A special thanks should go to Christian Kellermann for porting Ugarit to use Chicken 4 modules, too, which was otherwise a big bottleneck to development, as I was stuck on Chicken 3 for some time! And to Andy Bennett for many insightful conversations about future directions.

Thanks to the early adopters who brought me useful feedback, too!

And I'd like to thank my wife for putting up with me spending several evenings and weekends and holiday days working on this thing...

Version history

BUGFIX: Logging of messages from storage backends wasn't happening correctly in the Ugarit core, leading to errors when the cache backend (which logs an info message at close time) was closed and the log message had nowhere to go.
BUGFIX: Made file cache check the file hashes it finds in the cache actually exist in the vault, to protect against the case where a crash of some kind has caused unflushed changes to be lost; the file cache may well have committed changes that the backend hasn't, leading to references to nonexistant blocks.
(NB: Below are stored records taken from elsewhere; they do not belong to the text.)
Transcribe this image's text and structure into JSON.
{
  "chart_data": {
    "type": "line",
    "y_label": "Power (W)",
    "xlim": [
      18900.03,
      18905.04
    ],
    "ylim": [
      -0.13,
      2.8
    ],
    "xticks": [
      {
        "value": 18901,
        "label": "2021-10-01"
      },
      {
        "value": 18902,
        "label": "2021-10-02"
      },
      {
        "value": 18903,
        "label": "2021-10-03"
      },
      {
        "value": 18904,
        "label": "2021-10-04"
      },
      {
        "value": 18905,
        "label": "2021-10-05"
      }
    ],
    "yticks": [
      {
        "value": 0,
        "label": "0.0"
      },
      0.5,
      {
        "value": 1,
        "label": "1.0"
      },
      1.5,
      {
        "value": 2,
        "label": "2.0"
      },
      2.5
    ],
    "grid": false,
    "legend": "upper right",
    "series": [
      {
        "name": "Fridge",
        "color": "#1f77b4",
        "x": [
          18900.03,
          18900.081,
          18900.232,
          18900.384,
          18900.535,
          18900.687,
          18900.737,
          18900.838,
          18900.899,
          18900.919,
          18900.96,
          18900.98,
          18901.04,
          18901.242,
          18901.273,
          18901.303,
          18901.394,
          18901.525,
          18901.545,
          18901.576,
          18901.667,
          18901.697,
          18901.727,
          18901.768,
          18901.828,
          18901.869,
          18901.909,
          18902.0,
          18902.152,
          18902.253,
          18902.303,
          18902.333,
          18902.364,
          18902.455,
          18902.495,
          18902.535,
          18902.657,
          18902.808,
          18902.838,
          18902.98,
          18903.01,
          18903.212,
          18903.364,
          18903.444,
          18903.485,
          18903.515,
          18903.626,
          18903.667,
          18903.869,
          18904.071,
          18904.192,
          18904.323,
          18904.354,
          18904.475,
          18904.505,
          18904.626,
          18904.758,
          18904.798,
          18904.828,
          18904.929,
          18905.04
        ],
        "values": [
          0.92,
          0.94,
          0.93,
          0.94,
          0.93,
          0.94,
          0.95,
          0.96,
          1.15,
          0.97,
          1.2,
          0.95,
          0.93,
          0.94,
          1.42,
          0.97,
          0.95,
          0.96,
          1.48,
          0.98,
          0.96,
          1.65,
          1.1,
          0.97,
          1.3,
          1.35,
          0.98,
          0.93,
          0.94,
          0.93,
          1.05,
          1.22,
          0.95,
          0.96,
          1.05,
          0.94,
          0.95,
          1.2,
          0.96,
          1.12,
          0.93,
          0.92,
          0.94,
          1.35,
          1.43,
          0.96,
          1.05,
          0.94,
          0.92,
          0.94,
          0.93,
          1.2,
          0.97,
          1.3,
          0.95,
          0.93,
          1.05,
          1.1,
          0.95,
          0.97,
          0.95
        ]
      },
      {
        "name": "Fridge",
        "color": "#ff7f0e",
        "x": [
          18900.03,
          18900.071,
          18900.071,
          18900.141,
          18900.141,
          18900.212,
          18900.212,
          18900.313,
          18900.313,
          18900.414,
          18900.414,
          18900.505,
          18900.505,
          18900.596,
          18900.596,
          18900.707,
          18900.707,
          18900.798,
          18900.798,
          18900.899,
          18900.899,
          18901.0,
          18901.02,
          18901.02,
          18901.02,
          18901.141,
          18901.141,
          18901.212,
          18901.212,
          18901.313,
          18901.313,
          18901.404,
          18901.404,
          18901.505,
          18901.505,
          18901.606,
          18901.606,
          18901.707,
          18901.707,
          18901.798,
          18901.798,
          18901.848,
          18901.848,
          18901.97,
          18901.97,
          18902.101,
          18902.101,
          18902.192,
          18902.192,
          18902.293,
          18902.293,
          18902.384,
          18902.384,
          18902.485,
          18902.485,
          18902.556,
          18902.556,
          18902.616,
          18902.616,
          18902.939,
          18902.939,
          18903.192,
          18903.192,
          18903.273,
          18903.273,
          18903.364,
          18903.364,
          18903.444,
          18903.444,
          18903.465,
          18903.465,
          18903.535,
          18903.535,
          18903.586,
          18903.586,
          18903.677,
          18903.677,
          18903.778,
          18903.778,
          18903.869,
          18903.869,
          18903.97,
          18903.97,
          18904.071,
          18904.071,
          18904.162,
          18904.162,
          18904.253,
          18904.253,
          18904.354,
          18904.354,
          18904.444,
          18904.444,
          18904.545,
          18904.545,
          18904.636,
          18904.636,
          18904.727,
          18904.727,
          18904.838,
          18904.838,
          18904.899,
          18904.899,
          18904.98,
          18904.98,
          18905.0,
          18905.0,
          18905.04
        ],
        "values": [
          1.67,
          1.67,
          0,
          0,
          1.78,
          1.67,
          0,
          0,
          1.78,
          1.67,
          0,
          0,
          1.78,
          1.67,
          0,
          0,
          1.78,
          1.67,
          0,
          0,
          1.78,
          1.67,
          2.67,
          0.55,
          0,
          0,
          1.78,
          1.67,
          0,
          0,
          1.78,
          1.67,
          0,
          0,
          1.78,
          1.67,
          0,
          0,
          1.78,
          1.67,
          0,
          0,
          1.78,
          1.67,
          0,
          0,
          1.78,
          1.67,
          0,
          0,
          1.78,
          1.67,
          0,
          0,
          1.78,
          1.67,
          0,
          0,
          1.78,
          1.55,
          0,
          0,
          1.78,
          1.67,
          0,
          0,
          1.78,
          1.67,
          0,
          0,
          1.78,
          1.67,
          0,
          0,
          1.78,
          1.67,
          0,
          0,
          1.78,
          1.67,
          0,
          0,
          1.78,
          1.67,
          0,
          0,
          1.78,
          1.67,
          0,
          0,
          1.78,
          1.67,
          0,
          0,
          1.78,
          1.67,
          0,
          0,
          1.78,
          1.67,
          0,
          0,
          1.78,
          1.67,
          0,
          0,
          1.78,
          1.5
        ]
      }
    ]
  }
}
Note that we assume that vaults are sequentially safe, eg if the final indirect block of a large file made it, all the partial blocks must have made it too.
BUGFIX: Added an explicit flush! command to the backend protocol, and put explicit flushes at critical points in higher layers (backend-cache, the vault abstraction in the Ugarit core, and when tagging a snapshot) so that we ensure the blocks we point at are flushed before committing references to them in the backend-cache or file caches, or into tags, to ensure crash safety.
BUGFIX: Made the splitlog backend never exceed the file size limit (except when passed blocks that, plus a header, are larger than it), rather than letting a partial block hang over the 'end'.
BUGFIX: Fixed tag locking, which was broken all over the place. Concurrent snapshots to the same tag should now block for one another, although why you'd want to *do* that is questionable.
BUGFIX: Fixed generation of non-keyed hashes, which was incorrectly appending the type to the hash without an outer hash. This breaks backwards compatability, but nobody was using the old algorithm, right? I'll introduce it as an option if required.
BUGFIX: splitlog backend now creates log files with "rw-------" rather than "rwx------" permissions; and all sqlite databases (splitlog metadata, cache file, and file-cache file) are created with "rw-------" rather then "rw-r--r--".
BUGFIX: file caching uses mtime *and* size now, rather than just mtime. Error handling so we skip objects that we cannot do something with, and proceed to try the rest of the operation.